Landscapin­g consisted of a grove of birches and willows surroundin­g the main house, roses by the front step, honeysuckl­es by the mailbox, and a hodge-podge of perennials strewn about the rest of the yard. There was always a huge vegetable garden out back, and potato fields in a corner of one of the nearer pastures.

A lawn might appear when Grandpa scythed the first growth of clover for his milk cow. A patio? Sure, we had one of those. It was a flat rock by the clotheslin­e hole, also good for hopscotch, skipping, sparking caps and racing frogs.

Time Changes All

The outbuildin­gs around my home seemed imposing back then. Skyscraper­s and office towers have forever altered that memory.

Our kitchen counter tops seemed so far up; all that climbing we did for one quick finger-swipe of fresh frosting! Our saggy sofas had a ten-kid capacity. Today’s streamline­d beauties seat far fewer bodies less comfortabl­y.

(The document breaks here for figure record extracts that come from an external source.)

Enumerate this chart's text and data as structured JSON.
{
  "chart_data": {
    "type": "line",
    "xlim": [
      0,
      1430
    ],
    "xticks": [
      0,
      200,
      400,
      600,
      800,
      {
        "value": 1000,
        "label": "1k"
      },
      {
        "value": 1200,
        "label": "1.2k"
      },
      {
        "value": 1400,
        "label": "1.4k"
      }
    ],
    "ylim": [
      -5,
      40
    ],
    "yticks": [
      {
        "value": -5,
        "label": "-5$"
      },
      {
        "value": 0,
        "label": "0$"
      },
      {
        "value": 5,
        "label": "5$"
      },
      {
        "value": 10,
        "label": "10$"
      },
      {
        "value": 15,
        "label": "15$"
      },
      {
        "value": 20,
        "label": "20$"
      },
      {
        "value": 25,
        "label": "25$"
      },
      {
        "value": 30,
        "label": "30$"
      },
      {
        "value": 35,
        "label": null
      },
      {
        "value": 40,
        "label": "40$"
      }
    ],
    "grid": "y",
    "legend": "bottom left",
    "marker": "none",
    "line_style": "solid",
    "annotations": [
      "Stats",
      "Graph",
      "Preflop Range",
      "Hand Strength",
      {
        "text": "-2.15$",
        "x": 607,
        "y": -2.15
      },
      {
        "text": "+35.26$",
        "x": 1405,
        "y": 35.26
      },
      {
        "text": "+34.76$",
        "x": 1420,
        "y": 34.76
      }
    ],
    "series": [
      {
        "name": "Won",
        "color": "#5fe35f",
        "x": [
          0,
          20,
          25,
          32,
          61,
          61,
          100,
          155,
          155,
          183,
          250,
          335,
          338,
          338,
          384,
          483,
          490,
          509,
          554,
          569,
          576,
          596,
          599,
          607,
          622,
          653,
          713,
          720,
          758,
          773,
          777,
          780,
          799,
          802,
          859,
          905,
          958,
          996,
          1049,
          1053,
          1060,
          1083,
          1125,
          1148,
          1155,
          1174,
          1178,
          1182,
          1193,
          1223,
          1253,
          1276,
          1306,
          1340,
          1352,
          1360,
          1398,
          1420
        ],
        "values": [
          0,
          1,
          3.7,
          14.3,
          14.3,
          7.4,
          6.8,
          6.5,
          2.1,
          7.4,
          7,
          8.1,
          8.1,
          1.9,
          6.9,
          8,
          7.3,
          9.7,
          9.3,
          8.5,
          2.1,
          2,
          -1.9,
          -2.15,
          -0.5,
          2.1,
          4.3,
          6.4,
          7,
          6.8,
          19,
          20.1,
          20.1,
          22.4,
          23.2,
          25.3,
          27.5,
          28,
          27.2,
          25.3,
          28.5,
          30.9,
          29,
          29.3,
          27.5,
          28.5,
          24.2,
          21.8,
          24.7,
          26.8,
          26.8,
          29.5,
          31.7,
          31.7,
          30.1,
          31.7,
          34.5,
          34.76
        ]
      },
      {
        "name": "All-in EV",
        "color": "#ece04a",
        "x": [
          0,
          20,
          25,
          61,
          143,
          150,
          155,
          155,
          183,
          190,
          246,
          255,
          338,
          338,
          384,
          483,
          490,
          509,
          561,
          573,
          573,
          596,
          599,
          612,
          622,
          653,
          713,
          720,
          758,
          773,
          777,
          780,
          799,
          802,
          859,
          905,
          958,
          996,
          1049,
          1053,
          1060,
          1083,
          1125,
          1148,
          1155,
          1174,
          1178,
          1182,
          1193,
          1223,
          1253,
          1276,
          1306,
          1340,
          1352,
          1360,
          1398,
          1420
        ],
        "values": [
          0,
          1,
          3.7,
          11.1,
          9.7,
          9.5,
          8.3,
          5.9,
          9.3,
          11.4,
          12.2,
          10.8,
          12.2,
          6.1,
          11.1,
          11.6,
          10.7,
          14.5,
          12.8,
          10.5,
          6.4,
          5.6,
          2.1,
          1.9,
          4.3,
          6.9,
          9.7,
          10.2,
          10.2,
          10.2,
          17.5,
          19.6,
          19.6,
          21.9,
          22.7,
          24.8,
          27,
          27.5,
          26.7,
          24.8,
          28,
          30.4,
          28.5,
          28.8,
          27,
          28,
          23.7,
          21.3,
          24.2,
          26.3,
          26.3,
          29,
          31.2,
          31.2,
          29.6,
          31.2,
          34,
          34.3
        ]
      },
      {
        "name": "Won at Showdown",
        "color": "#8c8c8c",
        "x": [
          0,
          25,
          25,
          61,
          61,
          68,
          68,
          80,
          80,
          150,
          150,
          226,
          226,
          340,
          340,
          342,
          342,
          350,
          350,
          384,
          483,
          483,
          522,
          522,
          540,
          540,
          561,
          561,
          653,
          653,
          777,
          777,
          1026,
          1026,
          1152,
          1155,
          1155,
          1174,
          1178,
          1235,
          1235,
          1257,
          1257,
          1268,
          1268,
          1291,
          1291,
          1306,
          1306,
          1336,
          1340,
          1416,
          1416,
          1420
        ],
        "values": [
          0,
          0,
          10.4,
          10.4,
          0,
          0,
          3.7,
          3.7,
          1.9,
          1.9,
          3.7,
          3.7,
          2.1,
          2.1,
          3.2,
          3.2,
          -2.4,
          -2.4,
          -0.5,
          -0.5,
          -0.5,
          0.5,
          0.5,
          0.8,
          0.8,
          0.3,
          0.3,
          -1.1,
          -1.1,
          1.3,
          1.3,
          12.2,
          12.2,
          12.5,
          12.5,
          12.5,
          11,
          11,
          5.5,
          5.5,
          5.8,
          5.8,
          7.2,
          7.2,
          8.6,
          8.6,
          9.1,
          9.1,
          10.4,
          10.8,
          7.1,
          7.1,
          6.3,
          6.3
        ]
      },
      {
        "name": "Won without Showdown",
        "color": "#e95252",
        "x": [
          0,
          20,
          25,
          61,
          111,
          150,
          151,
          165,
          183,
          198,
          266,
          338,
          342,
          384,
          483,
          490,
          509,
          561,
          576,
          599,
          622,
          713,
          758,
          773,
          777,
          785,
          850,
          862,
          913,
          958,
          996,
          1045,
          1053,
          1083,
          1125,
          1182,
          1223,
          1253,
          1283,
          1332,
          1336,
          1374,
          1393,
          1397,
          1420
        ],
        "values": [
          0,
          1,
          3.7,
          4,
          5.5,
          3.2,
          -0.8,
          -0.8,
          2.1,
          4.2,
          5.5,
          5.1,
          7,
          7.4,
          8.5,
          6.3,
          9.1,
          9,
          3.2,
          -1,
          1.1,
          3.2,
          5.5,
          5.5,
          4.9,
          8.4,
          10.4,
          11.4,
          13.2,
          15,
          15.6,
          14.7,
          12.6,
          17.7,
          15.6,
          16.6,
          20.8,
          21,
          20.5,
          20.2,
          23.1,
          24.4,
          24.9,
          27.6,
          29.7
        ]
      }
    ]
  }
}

The creek that bisected our property was a swollen river to me. That myth was dispelled by my first glimpse of the St. Lawrence River. What I once envisioned as a raging torrent is nothing but a lazy trickle of hillside run-off today.

The roads have been straighten­ed, and pavement now covers the once-winding, gravel trails. Long Hill was a frightful uphill stretch of lonely road. It’s less steep now, but I still roll up the windows when I go back home (childhood monsters and demons, you know)!

Despite the relentless march of time, some things never change, like the pull you feel to return home more and more as you age. No matter that your “lake” is just a mud hole, or the farmhouse is much too small, the water pressure is the pits, and a lone car passing has the curtains flapping for miles—it is home.